I like to make my own pizza dough, it is so easy. First I microwave 2 cups (5 dl) of water for one minute, it shouldn't be hot at all, otherwise it will kill the yeast. I put this in my stand mixer with the dough hook, and add about 1 packet of dry yeast (I buy yeast in bulk, so I usually just put a little in...) and a dash of salt. Next, add flour (bread flour if you have it) one cup at a time with the mixer on low until the dough forms a ball and pulls away from the sides of the bowl. I think this took about 5 cups today...it varies with the conditions in the kitchen. It shouldn't be too stiff, but it will look like this:
Let it knead in the machine for a few minutes, then put it in a lightly oiled plastic, glass or wooden bowl to rise. Don't leave it in the metal bowl from the mixer, bread dough doesn't rise as well in metal--it conducts heat too well. Cover with a clean cloth and put in a warm place for up to an hour. Today I only let it rise for half an hour, because we were in a hurry. Thin crust pizza doesn't seem to require as long of a rise as bread dough.

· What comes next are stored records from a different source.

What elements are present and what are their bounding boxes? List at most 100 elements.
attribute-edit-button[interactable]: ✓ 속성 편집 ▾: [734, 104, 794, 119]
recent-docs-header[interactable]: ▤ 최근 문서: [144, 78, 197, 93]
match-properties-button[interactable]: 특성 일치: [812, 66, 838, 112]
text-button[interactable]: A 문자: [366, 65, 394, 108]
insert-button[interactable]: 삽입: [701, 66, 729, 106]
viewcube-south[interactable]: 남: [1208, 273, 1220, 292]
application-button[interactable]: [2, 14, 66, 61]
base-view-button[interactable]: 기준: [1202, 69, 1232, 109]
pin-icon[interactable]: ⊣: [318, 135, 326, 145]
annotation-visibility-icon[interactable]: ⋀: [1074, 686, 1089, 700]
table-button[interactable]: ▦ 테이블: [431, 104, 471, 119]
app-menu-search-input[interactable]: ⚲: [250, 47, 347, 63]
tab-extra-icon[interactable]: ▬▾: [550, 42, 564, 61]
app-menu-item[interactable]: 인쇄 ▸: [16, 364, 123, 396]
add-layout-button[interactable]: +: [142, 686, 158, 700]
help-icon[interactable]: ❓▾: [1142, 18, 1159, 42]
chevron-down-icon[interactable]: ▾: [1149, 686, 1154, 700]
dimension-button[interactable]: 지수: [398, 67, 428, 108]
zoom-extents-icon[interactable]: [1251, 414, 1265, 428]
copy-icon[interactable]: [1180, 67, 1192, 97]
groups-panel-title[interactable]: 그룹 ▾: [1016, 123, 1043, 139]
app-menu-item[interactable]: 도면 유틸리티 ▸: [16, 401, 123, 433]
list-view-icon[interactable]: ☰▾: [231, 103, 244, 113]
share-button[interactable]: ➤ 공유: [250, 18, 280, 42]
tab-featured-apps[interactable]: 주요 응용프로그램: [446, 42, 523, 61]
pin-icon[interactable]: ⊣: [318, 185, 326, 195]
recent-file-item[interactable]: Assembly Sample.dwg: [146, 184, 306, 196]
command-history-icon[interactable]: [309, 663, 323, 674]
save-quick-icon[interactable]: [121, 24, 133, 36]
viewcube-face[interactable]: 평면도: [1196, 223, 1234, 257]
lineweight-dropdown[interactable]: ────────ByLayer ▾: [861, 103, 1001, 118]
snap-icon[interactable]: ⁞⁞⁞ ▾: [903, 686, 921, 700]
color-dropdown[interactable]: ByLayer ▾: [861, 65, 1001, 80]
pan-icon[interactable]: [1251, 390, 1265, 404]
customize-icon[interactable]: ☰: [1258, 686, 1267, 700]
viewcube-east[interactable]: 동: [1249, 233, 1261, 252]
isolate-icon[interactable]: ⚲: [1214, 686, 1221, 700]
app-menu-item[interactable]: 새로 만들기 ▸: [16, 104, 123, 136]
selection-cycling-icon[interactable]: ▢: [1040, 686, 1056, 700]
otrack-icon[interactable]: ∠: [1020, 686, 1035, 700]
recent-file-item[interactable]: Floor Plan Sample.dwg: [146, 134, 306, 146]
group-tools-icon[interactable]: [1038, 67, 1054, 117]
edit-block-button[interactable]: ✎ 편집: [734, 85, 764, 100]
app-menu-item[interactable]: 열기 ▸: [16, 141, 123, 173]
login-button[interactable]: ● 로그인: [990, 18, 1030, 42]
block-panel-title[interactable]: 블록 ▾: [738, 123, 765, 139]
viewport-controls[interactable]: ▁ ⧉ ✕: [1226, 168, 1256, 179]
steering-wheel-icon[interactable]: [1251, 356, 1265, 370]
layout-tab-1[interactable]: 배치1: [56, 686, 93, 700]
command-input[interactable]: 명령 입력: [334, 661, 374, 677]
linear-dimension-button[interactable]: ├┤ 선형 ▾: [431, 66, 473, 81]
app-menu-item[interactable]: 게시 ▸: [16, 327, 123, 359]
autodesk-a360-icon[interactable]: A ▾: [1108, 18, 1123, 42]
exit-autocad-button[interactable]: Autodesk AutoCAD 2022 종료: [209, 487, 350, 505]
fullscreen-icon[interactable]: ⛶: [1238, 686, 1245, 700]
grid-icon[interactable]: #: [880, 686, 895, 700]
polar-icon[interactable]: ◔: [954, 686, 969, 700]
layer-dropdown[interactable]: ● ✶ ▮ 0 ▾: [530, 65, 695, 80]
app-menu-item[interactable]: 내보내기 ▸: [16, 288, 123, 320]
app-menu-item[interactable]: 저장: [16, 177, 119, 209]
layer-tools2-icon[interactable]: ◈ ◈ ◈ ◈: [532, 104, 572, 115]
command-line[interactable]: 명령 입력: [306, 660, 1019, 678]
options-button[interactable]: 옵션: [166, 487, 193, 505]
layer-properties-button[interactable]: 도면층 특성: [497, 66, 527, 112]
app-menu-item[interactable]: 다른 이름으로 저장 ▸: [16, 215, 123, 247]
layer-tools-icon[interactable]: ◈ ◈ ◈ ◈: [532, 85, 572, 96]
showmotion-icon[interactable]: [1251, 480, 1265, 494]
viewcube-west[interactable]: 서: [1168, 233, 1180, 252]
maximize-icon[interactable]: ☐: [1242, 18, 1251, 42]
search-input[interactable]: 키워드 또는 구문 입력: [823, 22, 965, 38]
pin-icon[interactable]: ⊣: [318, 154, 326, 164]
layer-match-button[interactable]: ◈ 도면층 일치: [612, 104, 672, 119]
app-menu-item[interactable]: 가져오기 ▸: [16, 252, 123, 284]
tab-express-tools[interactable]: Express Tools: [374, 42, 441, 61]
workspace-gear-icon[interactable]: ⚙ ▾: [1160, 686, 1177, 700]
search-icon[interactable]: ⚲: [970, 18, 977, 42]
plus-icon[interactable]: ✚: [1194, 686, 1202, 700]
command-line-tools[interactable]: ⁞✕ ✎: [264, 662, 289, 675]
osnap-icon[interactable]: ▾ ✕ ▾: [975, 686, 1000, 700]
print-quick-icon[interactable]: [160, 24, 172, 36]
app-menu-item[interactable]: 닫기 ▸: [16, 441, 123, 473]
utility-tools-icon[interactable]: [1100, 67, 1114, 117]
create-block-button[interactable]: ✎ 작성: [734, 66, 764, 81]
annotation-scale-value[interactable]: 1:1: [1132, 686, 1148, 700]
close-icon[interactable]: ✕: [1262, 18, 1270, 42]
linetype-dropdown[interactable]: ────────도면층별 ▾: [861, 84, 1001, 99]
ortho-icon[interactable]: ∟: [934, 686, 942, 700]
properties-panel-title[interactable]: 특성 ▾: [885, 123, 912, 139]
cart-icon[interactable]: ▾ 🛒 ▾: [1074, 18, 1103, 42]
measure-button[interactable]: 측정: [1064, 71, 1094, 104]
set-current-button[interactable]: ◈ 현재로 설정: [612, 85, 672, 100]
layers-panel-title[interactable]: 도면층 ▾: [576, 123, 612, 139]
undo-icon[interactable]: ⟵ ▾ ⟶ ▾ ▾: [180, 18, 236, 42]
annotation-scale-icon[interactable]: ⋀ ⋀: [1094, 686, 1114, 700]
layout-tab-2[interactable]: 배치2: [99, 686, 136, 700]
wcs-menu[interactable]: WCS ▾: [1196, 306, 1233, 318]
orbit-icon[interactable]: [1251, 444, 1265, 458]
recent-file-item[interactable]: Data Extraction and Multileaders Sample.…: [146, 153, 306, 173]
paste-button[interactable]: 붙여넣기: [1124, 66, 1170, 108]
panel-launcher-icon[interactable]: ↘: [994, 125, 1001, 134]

While the dough was rising, I got some leftover ham chunks out of the freezer and thawed them slightly in the microwave. The stand mixer grinder attachment grinds meat better if the meat is partially frozen. The ham on the pizza we ordered in Helsinki was ground like this.
Next, the dough was ready to form. I just patted it out into the oiled jelly roll pans, this amount makes two large pizzas. My technique is to put the crusts in a cold oven, set it for 400 Fahrenheit (200 Celsius) and let the crusts rise just a bit as the oven heats up. This also lets them cook just a little and reduces the overall cooking time.
If we are not in the mood for pizza, sometimes we sprinkle on some rosemary and salt (or Parmesan cheese) and fully cook the dough at this point for delicious foccaccia bread.
Next, I put on some canned marinara sauce. My kids are really particular about spaghetti/pizza sauce, and I used the one they eat the best. You might call this "picking your battles..." Then I sprinkled on the ham liberally, and covered the pizza with precooked peeled frozen shrimp (still frozen, not thawed, otherwise they would overcook).
Then I coated the pizza with mozzarella and dotted on the blue cheese. This was the last of an excellent blue cheese that our neighbor Anna brought to the New Years eve party. A smattering of olives, and the pizzas went back in the oven. I rotated them from the top to lower rack, and cooked them for about 25 minutes.
The pizzas were a big hit, even our youngest had two big slices. No one complained about the unusual toppings, and I am really looking forward to leftovers for lunch tomorrow!